Of course the whole world knows about this by now, but I thought the incident was worth posting about. I did the math just for fun and figured that most struggling artists today would be happy to make anywhere between 0.00001 and 0.0001 percent of that 106.5 million (you do the math!). All for a day’s work… Boggles the mind. Too bad Picasso’s not around to take it all in, but wherever he is, I still bet he’s having a really good laugh.

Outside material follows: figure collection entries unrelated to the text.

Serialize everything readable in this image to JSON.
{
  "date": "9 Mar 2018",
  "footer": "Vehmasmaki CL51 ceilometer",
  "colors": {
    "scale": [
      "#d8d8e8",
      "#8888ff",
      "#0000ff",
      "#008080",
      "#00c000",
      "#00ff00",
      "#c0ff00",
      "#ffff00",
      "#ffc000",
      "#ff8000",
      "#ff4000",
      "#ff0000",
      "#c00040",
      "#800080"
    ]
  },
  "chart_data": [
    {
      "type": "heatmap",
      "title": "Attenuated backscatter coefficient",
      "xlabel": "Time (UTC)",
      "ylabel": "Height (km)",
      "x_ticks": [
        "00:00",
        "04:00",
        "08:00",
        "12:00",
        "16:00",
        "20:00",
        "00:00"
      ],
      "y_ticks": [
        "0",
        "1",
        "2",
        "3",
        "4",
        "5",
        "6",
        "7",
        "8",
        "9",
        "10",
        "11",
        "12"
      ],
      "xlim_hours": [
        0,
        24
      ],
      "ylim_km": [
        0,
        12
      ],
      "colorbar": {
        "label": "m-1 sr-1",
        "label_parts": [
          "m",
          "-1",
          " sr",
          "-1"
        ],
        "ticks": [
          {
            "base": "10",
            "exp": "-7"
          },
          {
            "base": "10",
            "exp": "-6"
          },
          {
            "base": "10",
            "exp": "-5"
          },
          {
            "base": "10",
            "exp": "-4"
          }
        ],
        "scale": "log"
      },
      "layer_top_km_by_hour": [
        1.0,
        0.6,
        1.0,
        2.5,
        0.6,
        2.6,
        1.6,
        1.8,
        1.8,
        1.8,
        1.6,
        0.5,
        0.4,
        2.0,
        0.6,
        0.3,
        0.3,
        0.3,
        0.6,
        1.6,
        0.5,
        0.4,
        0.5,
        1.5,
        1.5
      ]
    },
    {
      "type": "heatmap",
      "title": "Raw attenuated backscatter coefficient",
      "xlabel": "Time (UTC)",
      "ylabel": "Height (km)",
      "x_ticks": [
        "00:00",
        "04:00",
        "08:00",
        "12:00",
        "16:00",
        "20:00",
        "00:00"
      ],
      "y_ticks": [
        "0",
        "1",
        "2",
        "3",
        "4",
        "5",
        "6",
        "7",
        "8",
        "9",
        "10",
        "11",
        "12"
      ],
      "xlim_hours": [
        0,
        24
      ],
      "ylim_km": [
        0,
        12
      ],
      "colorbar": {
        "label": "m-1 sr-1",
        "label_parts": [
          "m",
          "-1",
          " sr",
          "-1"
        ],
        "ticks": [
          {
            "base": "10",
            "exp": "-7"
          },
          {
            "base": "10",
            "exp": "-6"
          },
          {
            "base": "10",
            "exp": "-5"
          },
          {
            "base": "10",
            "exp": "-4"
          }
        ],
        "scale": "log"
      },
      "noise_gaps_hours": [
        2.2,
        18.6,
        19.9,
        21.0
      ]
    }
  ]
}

I want for this day to be over with already. I’ve never equated being alone with being lonely before, probably because as an only child, I’ve always had a knack for entertaining myself with whatever happens to be on hand. But I have to say truly and honestly that there is no other lonelier day to spend a day alone than Christmas day. I did wake up late this afternoon feeling quite excited about a vivid dream I had just had and thought: “wouldn’t it be the best Christmas gift of all if this dream actually prompted me to write a novel??” But then when I switched on the voice memo application on my iPhone and started taking verbal notes, those dream sequences which had seemed so full of story potential just fizzled away into random incoherent sentences.

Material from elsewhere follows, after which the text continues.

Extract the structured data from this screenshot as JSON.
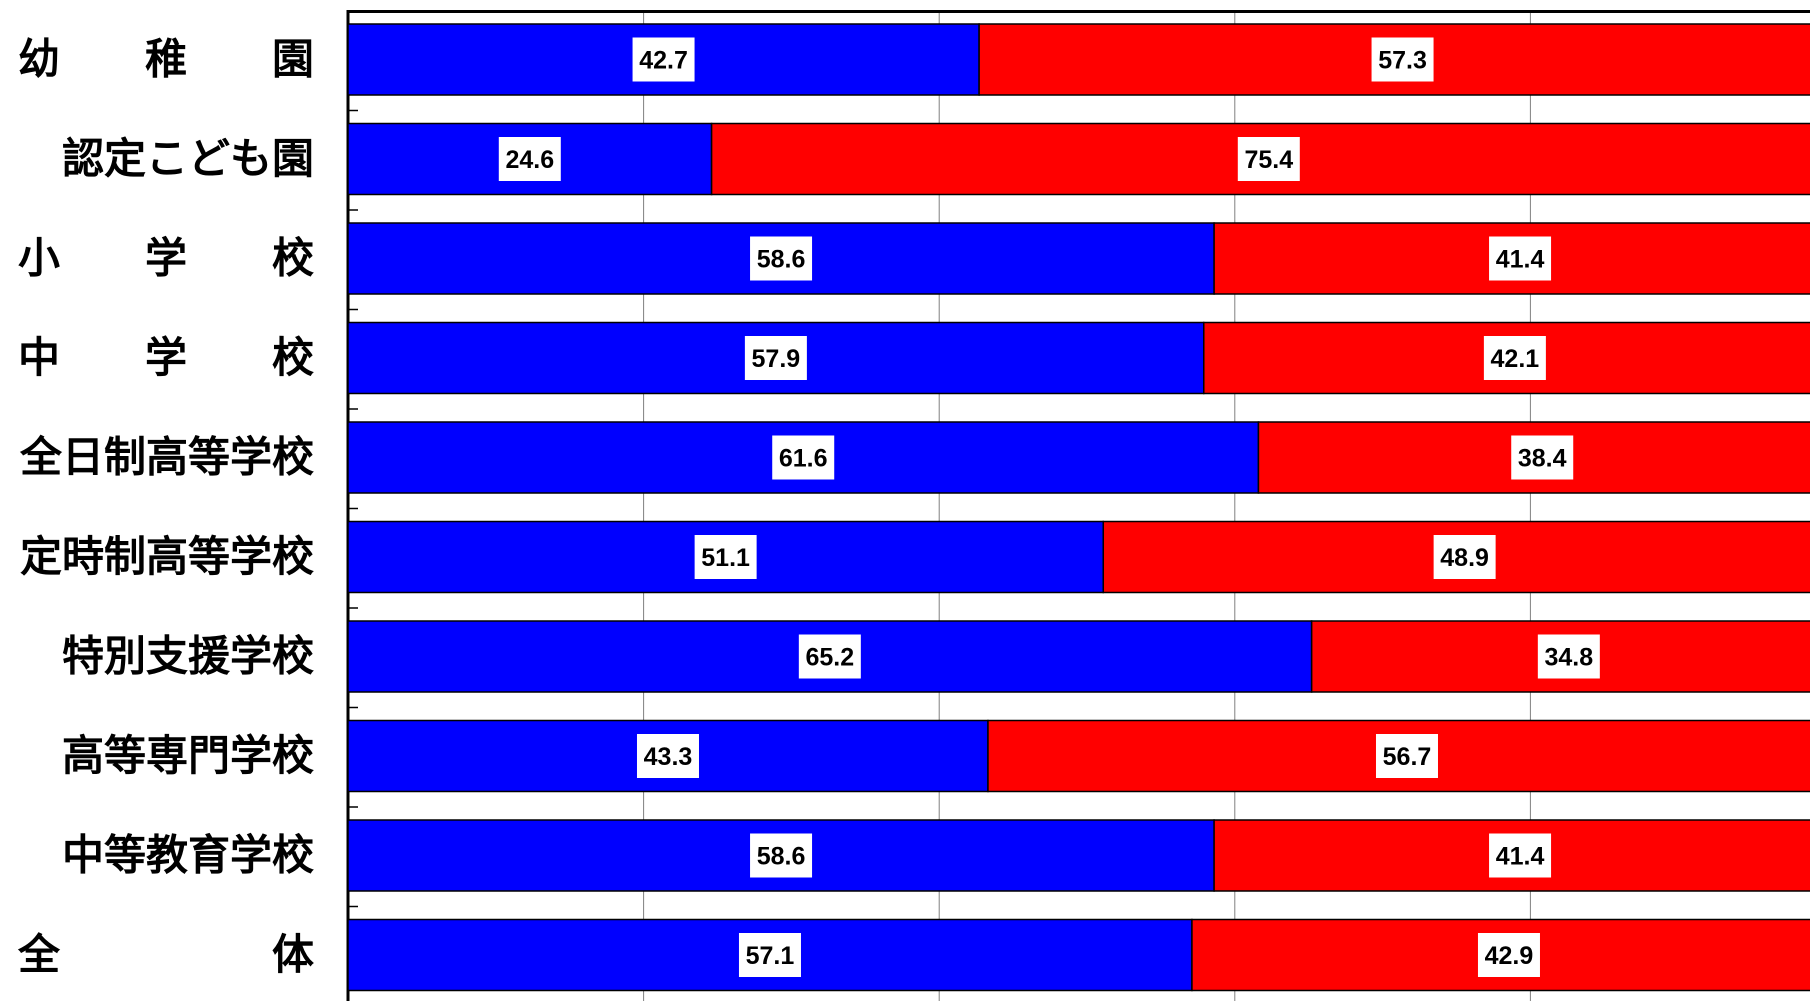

Eventually, I decided to surf around the net to distract myself from all the unpleasantness going on inside my head. For some unknown reason, I had a Wikipedia page about Chlöe Sevigny up on my web browser. I’ve seen her in the movie Boys Don’t Cry and in the HBO series Big Love, but other than that I can’t say I’m a fan of hers, or that I know anything much about her and her body of work. I’ve never quite understood why she acquired fashion icon status (though I do know she was one of the original icons of all things fuggly back in the early days of the very funny site Go Fug Yourself). Reading on out of sheer boredom and curiosity, I found out that she sparked controversy with her lead role in a 2004 movie called The Brown Bunny, which involved Sevigny performing unsimulated fellatio on co-star, writer, director and producer Vincent Gallo. After the film’s release at the 2003 Cannes Film Festival, the William Morris Agency dropped Sevigny as a client, one source stating: “The scene was one step above pornography, and not a very big one. William Morris now feels that her career is tainted and may never recover”. Ever the trouper, Sevigny went on record after the Cannes screening saying “It’s a shame people write so many things when they haven’t seen it. When you see the film, it makes more sense. It’s an art film. It should be playing in museums. It’s like an Andy Warhol movie.” I viewed the scene in question—all in the name of research of course—and I must admit that I couldn’t help but wonder what drug cocktail might have convinced Miss Sevigny that taking part in this project might be a good idea. That being said, I will not join the ranks of Sevigny-bashers based on that performance. Not today. Instead, I wish to thank Chlöe Sevigny for the fact that she still continues to make a living as an actress and a public figure, and to this day defends her performance in a project which would have been best left to die in Vincent Gallo’s mean little egomaniacal head.
Mistakes, we’ve all made a few. On this lonely Christmas day, I can always console myself with that fact that in this, I am far from being alone.